A deep Neural Network alternative to the CLEAN algorithm for Interferometric images
Author: Warren Morningstar
Interferometers, such as ALMA, measure the fourier transform of the sky. By inverting this transformation, we are able to make images at unbelievable angular resolution ( approaching milliarcseconds for ALMA or micro-arcseconds for the Event Horizon Telescope). This angular resolution comes at a significant cost however. A direct inverse transform will result in a poor quality image. A few examples of (simulated) ALMA images may be seen below.
Some of the texture is caused by noise, which can be reduced as longer observations are taken. However, a significant portion occurs simply due to the interferometric observing process. The incomplete sub-sampling of the fourier transform introduces a smearing analogous to a point spread function from optical astronomy. We call this the synthesized beam (or sometimes the dirty beam). Depending on how your interferometer is set up, how long it observes, and where it points on the sky, the synthesized beam can be radically different, leading to the same image posessing significant variety, as shown below.
Many astronomical analyses of Interferometric images rely on some form of method to remove the synthesized beam. The most commonly used method for this is the CLEAN algorithm. CLEAN works by iteratively subtracting point sources convolved with the dirty beam from the image, until a user-defined stopping criterion is met. This can be a problem for a number of reasons: 1) It can require active supervision to achieve acceptable results. 2) It makes erroneous assumptions about the structure of the source. 3) It can be difficult to perform without a substantial amount of practice.
Above is an example of CLEAN in practice. For this, I used real ALMA observations of a gravitational lens, and personally supervised the whole process (I should note that I am a novice to CLEAN, and better performance may be found if an expert were to do this instead of me). CLEAN works as follows:
- You observe an ALMA image (shown on the left).
- You forward model the image by iteratively subtracting point sources convolved with the dirty beam. This gives you the image shown in the fourth column as your predicted image. The image in the second column is the forward model.
- You continue to do this until the error is low (shown in the third column). Note that while there is still texture to the error (it is nonzero where the source was), that error is small.
- You then choose a so-called "Clean beam" and smooth the image. This gives you the image in the fifth column.
- Finally, you then add back in the residuals, giving you the "clean image", which is shown on the right.

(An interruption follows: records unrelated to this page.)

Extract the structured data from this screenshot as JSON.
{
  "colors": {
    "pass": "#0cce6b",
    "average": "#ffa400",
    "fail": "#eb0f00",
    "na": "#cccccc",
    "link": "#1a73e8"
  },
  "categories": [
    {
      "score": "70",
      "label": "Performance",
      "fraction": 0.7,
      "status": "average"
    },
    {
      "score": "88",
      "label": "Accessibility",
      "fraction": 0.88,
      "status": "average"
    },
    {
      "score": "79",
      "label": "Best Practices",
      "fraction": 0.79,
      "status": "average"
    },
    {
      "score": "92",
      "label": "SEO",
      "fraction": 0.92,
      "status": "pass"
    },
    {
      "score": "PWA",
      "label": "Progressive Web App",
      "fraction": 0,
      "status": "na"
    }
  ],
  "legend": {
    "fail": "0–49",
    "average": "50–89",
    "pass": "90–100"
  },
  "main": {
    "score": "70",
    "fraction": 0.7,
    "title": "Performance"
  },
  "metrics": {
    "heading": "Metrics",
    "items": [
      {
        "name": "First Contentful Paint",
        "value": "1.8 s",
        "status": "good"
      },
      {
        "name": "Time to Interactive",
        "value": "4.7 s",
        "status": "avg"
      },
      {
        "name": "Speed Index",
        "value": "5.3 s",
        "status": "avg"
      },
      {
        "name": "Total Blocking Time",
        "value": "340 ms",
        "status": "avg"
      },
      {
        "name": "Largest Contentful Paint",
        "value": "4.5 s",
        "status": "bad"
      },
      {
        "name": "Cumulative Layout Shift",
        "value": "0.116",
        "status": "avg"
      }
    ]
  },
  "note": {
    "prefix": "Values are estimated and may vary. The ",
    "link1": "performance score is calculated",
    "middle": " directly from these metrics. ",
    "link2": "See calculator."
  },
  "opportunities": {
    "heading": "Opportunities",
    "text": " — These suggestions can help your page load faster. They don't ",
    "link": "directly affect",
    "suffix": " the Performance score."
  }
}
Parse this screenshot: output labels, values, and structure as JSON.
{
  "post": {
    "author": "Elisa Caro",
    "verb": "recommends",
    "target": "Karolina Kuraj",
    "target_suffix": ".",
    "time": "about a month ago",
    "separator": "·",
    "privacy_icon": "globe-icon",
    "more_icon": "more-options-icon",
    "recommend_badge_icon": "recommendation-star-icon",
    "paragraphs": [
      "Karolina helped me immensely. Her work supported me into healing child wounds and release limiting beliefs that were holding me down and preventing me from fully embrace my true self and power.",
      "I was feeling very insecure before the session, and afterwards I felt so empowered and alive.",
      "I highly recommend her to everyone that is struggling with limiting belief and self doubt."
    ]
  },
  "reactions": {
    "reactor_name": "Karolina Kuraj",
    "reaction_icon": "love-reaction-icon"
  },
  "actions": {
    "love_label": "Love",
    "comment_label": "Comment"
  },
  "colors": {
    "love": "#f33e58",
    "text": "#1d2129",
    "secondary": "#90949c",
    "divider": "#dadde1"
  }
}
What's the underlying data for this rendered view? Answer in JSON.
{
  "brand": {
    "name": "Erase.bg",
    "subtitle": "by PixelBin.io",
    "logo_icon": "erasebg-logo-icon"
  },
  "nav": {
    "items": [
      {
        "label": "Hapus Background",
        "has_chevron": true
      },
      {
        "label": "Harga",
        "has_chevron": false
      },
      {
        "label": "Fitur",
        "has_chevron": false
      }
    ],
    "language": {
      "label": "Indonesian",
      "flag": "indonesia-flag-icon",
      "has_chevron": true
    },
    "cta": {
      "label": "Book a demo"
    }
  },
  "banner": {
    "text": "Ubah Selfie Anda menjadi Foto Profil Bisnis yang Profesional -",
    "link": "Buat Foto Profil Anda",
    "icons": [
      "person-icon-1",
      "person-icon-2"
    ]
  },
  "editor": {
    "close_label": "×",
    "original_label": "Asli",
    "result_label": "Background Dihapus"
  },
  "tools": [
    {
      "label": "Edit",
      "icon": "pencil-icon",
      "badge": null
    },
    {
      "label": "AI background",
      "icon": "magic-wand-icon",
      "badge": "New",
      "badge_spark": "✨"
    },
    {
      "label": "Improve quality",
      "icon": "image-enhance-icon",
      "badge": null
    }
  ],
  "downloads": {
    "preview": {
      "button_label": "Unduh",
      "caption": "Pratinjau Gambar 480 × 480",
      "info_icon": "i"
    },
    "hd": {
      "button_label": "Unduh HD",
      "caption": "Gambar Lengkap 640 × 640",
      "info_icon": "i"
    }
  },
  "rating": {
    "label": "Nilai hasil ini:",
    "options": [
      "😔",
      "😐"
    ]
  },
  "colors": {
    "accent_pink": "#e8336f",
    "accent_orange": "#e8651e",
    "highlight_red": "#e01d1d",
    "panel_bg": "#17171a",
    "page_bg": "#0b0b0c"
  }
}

In this project, I present a DeepClean: a deep learning algorithm that can perform the deconvolution task without human supervision. At the moment, this implementation is intended to deal with (i.e. trained on) ALMA observations of gravitational lenses. While we have found it be able to generalize fairly well, it is not yet clear how well it will perform on images that are qualitatively very different from images in the training set.
The measurement of an image by an Interferometer can be thought of as a form of corruption of an image. Specifically, the true sky emission undergoes a fourier transform, and is observed at discrete points in frequency space by pairs of antennae in the interferometer. Each of those observations is finite in duration, and thus receives some measurement noise. Therefore, while the form of corruption is known, it cannot trivially be reverse engineered. CLEAN and maximum entropy are attempts to reverse engineer the underlying image using special assumptions.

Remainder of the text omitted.